Your curiosity indeed is to know about the topic. What is that I am talking about here? Yes, shortly that is what we will see. In the first place, we need to observe that Artificial Intelligence and Big Data truly have a functional link.
AI to become operational, the first step is the data. From these describe patterns and make logical connections. Consequently, these patterns help us to draw some coherent inferences. Put otherwise, Artificial Intelligence is possible with Large Data.
So, Big Data is Complementary to AI
From this big data, patterns emerge. Enabling us to decide how certain parameters influence the possible outcomes.
Did it make sense?
Next comes the missing link “Machine learning.”
When we talk about, Machine Learning we mean the ability of computers to combine algorithms. Then through Natural Language processors create a system that is capable of making machines perform tasks on their own.
Link ML, NLP, And AI
Artificial intelligence is a concept that involves, Computers or such systems capable of logically make decisions driven by capacity acquired through large-scale machine learning processes.
Since we are more concerned about the effects of all this technology on Search Engine Optimization, I am giving only the gist. If you want further detailed study go here
The Triad of AI, Machine Learning, And Big Data
Once you are able to understand the role of each one of them and how they complement, you would be able to better take advantage of and use it more creatively.
Therefore, it is evident that in our investigation of how artificial intelligence and big data play a role in Search engine optimization, which we are ultimately interested in as Bloggers.
Big Data The Base
If you are asking for an explanation of What is Called Big Data. The probable answer would be anything that is above 1000 GB or 1 Terabyte. For easy understanding, we say this. Strictly speaking, no clear definition is possible for Big Data.
Assume it is large enough. For comparison, a typical human brain has about data equivalent to 1petabytes (one million GB)
Suppose that we need to collect samples from say 100 people the volume of data required that we are considering. It is very large.
Data Mining The First Step
Collecting the Data itself is a very challenging task. Classified by the Source:-
- Internal Sources and
- External Sources.
Types of Data
Depending upon the basic use of the Data Collected and the statistical model deployed again we Classify it as :
- Descriptive Statistical Model
- Inferential Model
3. Computational Statistical
Descriptive Statistical Model
This model is used, as the name suggests, to find statistical parameters like
- Standard deviation,
Inferential Statistical Model
An inferential Statistical Model is basically to draw some conclusions from the data.
We use this model to get a deeper understanding of the data and to make predictions using extrapolation. That means by extending the graph generated by the data collected.
With the help of computer science, applying statistical technics, and using algorithms computers are capable of drawing inferences. The widely used application of this computational are useful in predictive modeling and in Machine Learning ( ML )
From Big Data To Machine Learning
Our first journey of ‘Marrying’ Big Data with Machine Learning is done. The process of making sense of Raw Data has magically turned into integrated learning by the Machine aka Computers.

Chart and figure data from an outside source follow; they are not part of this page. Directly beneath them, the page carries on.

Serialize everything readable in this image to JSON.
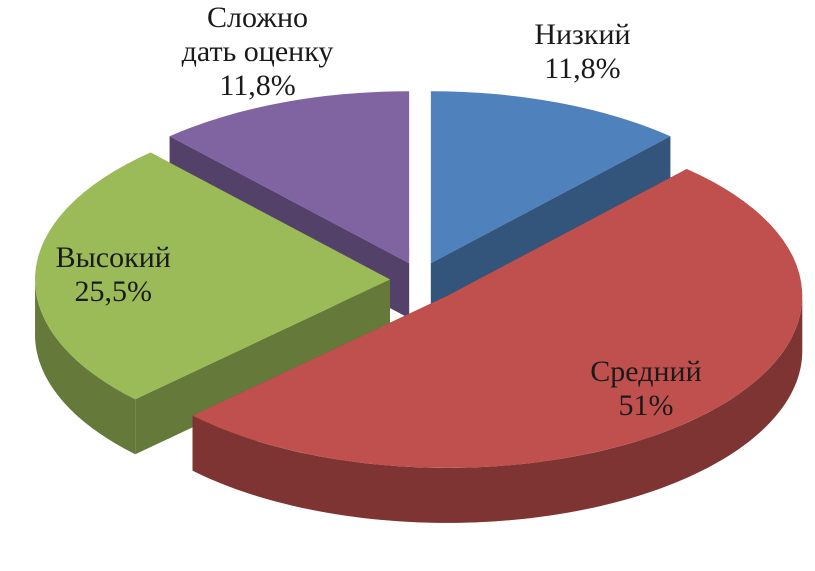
{
  "chart_data": {
    "type": "pie",
    "categories": [
      "Низкий",
      "Средний",
      "Высокий",
      "Сложно дать оценку"
    ],
    "values": [
      11.8,
      51,
      25.5,
      11.8
    ],
    "value_labels": [
      "11,8%",
      "51%",
      "25,5%",
      "11,8%"
    ],
    "colors": [
      "#4f81bd",
      "#c0504d",
      "#9bbb59",
      "#8064a2"
    ]
  }
}
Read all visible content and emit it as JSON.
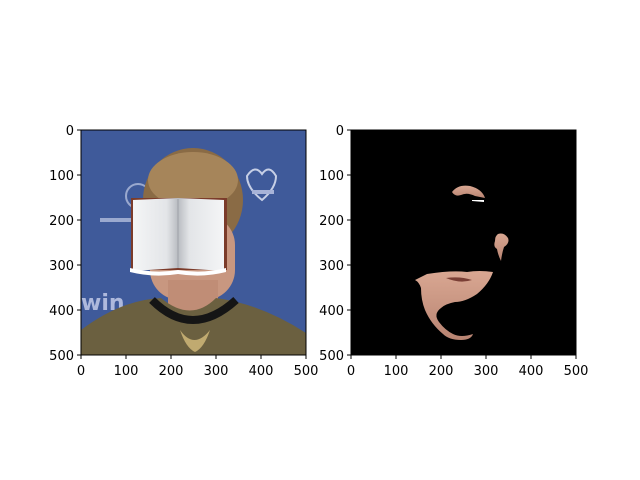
{
  "figure": {
    "panels": [
      {
        "name": "left",
        "image": "photo of a man with an open book pasted over his face",
        "x_ticks": [
          "0",
          "100",
          "200",
          "300",
          "400",
          "500"
        ],
        "y_ticks": [
          "0",
          "100",
          "200",
          "300",
          "400",
          "500"
        ]
      },
      {
        "name": "right",
        "image": "black mask showing only skin regions (forehead, ear, mouth/chin, neck)",
        "x_ticks": [
          "0",
          "100",
          "200",
          "300",
          "400",
          "500"
        ],
        "y_ticks": [
          "0",
          "100",
          "200",
          "300",
          "400",
          "500"
        ]
      }
    ]
  }
}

Relation Between M L And A I
Big Data Al ML Deep Learning. Earlier we saw that Raw Data by Computational Methods could draw patterns and Inferences. However, to make more and more inferences are made in real-time there is feedback and deep learning enabled.
Connecting With SEO
That was perhaps too much technical stuff for bloggers, who are otherwise busy with, blogs, content, Traffic, and such things.

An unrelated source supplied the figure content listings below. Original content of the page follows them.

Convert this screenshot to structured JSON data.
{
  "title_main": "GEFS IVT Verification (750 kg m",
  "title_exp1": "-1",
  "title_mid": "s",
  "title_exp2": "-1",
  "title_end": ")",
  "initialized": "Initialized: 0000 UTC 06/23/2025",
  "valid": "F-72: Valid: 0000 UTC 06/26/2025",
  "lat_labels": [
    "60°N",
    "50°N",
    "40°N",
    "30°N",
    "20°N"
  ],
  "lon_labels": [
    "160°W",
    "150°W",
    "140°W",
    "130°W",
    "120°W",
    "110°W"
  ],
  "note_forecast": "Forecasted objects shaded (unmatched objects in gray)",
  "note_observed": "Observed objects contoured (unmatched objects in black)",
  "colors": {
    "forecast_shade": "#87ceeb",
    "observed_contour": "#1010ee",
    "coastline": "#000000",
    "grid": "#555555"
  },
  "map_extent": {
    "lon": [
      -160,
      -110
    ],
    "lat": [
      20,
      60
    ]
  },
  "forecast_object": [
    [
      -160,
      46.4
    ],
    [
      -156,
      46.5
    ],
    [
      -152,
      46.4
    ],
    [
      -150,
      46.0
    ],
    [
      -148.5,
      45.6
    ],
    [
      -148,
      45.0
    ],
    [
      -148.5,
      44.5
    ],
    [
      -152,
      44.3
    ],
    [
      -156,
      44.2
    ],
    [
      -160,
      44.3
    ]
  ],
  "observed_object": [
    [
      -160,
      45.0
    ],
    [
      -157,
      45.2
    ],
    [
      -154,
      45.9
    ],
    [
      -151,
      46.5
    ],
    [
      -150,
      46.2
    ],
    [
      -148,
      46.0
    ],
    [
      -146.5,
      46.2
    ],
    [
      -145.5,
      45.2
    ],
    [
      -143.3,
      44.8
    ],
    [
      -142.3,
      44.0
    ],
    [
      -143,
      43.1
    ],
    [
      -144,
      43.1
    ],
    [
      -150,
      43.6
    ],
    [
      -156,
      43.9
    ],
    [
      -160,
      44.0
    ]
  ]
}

So, now I return to your pet topic -SEO.
Google PageRank & Algorithm is something people on the Internet, especially are interested in.
It is everybody’s guess that it might not affect your page rank. We are but mute spectators at best.
However, I hasten to say that SEO is directly connected with these technological advancements
Now Deep learning machine capability would certainly be able to interpret the content in the light of Keyword relevance.
Also, Estimate Information Entropy “Calculating information and entropy is a useful tool in machine learning and is used as the basis for techniques such as feature selection, building decision trees, and, more generally, fitting classification models. As such, a machine learning practitioner requires a strong understanding and intuition for information and entropy.”
We need to update our knowledge for the simple reason, it helps us be aware of the search engines looking for inside our blog.
- Your heading and sub-heading should reflect a connection with the Keyword.
- Overall content would be useful to the browser.
- Whether the browser per se would get a good user experience.
So, it implies that we should focus on our customers. And take care of them. Really, getting into their shoes, we know exactly where it pinches. By doing so, you need not worry about anything else. That should be our prime concern.
At end of the day, truly, the aim and objective of all processes of Search Engine Optimization are to find:
- How relevant the content is to the search phrase or the keyword.
- How detailed information the writer gives.
- Concepts, theories, and ideas that make the topic clear.
- Illustrative diagrams, data, sketches and audio, video clips.
Therefore it is our aim to highlight certain technological processes happening at the back-end. It is never an end itself.
You as a blogger, are familiar with the role of readability style, title tags, use of emotional words, and use of direct simple structure.
Nonetheless, search criteria are, therefore, how your audience receives and how do they react, sharing and commenting, etc.